Horizontal vs. Vertical Scaling
Demand for an application programming interface (API) is usually not static. It will go up and down over time. In certain cases, such as holiday season spikes in traffic, an API might need to handle a significantly higher volume of requests than it does at other times. To meet such an increase in traffic, it is necessary to scale up the API. System admins have two choices when it comes to scaling an API. They can go with horizontal scaling, which refers to adding more API instances to a cluster, or vertical scaling, which means adding to the computing capacity of the machine that supports the API. This article explores the differences between the two and which one is best for API scalability.
Horizontal scaling, also known as “scaling out,” is the process of deploying additional virtual machines (VMs) so there will be more API capacity to handle an increased load. (Shrinking capacity is known as “scaling in.”) As more capacity is needed, system admins can add more VMs to the cluster. Specialized resource management software is required, however, to manage the load of API calls and route them to the right VM instance in the cluster and maintain balance.
Vertical scaling is the process of adding resources to a single node. It stands in contrast to horizontal scaling, which adds nodes. Vertical scaling, also called scaling up or scaling down, means adding resources such as central processing unit (CPU) capacity, memory, or storage to a server.
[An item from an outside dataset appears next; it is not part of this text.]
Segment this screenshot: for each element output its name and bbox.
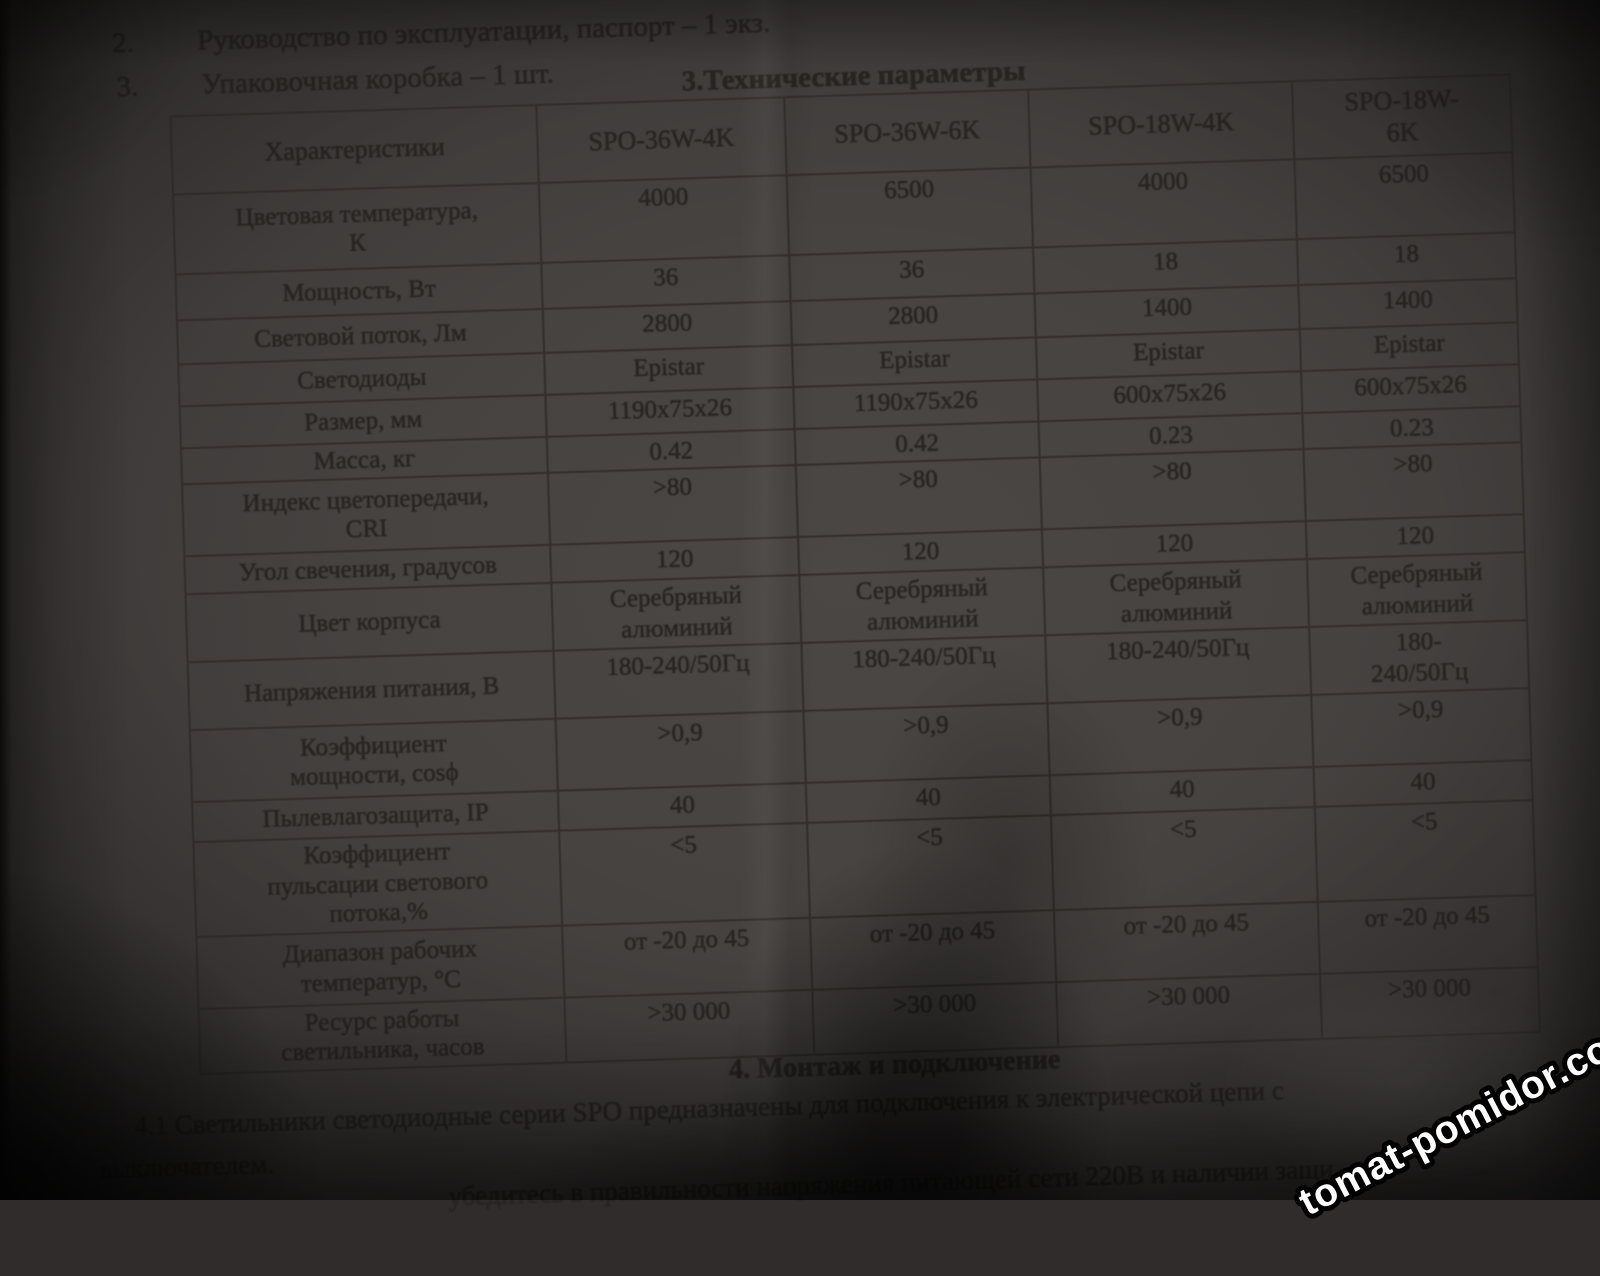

In the case of APIs, vertical scaling usually involves adding computing capacity to the VM that hosts the API.
For example, if an API is hosted on a VM that’s been allocated one CPU core and 512 megabytes of random access memory (RAM), then scaling that API up could mean doubling the core count and RAM. The API would then have two dedicated CPU processor cores and 1024 megabytes of RAM. With this new configuration, the API should be able to handle roughly double the load—though constraints on network bandwidth, storage speed, and other factors may reduce the impact of vertical scaling. There is also a resource management challenge with vertical scaling, but specialized software can typically handle this issue.
Why APIs statelessness matters for scaling
Which method of scaling is better for APIs? To answer that, it’s first necessary to understand the impact of an API’s stateless architecture. To do that, let’s briefly discuss the difference between stateless and stateful applications. A stateful application stores data from one request to the next. It keeps track of requests and uses the data later. For instance, a stateful app might save information about a client in local memory. This might occur for the purpose of session management or security.
There is nothing wrong with being stateful. Indeed, it may be essential to the desired functioning of the app. However, it is significantly more complicated to execute horizontal scaling for a stateful app. Doing so would require copying stored data from the original version of the app to new instances.
A stateless app or API, in contrast, is one that does not store request data. It does not hold onto session data in memory. Each time a session starts, it’s as if the app is meeting the client for the first time. After the session is over, it’s “goodbye,” with no memory of the session.
Horizontal scaling is possible for a stateless app because it doesn’t matter which VM is responding to API calls. The API client can call on an infinite number of VMs hosting the API, and it will never matter. System admins can add or remove as many VMs as they want without affecting the operation of the API.
Horizontal scaling, the right choice for APIs
Given that APIs are stateless, horizontal scaling emerges as the right way to scale them. Adding more VMs to increase capacity works well with stateless APIs. Admins can create VM clusters that scale out as API demand grows.
Furthermore, while it is possible to scale APIs vertically, horizontal scaling is preferable because the resource allocation issues in vertical scaling make it comparatively harder to do. In contrast, horizontal auto-scaling works easily with APIs. As systems management tools detect a spike in API traffic, they can automatically add VMs to host more instances of the API in a cluster. This is quite a bit more difficult in a vertical scaling situation, as auto-scaling does not work well in vertical scaling.
Demand for APIs will inevitably change over time. It will be necessary to scale API capacity up or down. Horizontal and vertical scaling are both available options for APIs. However, the stateless nature of APIs, coupled with the relative ease of horizontal auto-scaling, favors horizontal scaling as the right approach to scaling up APIs.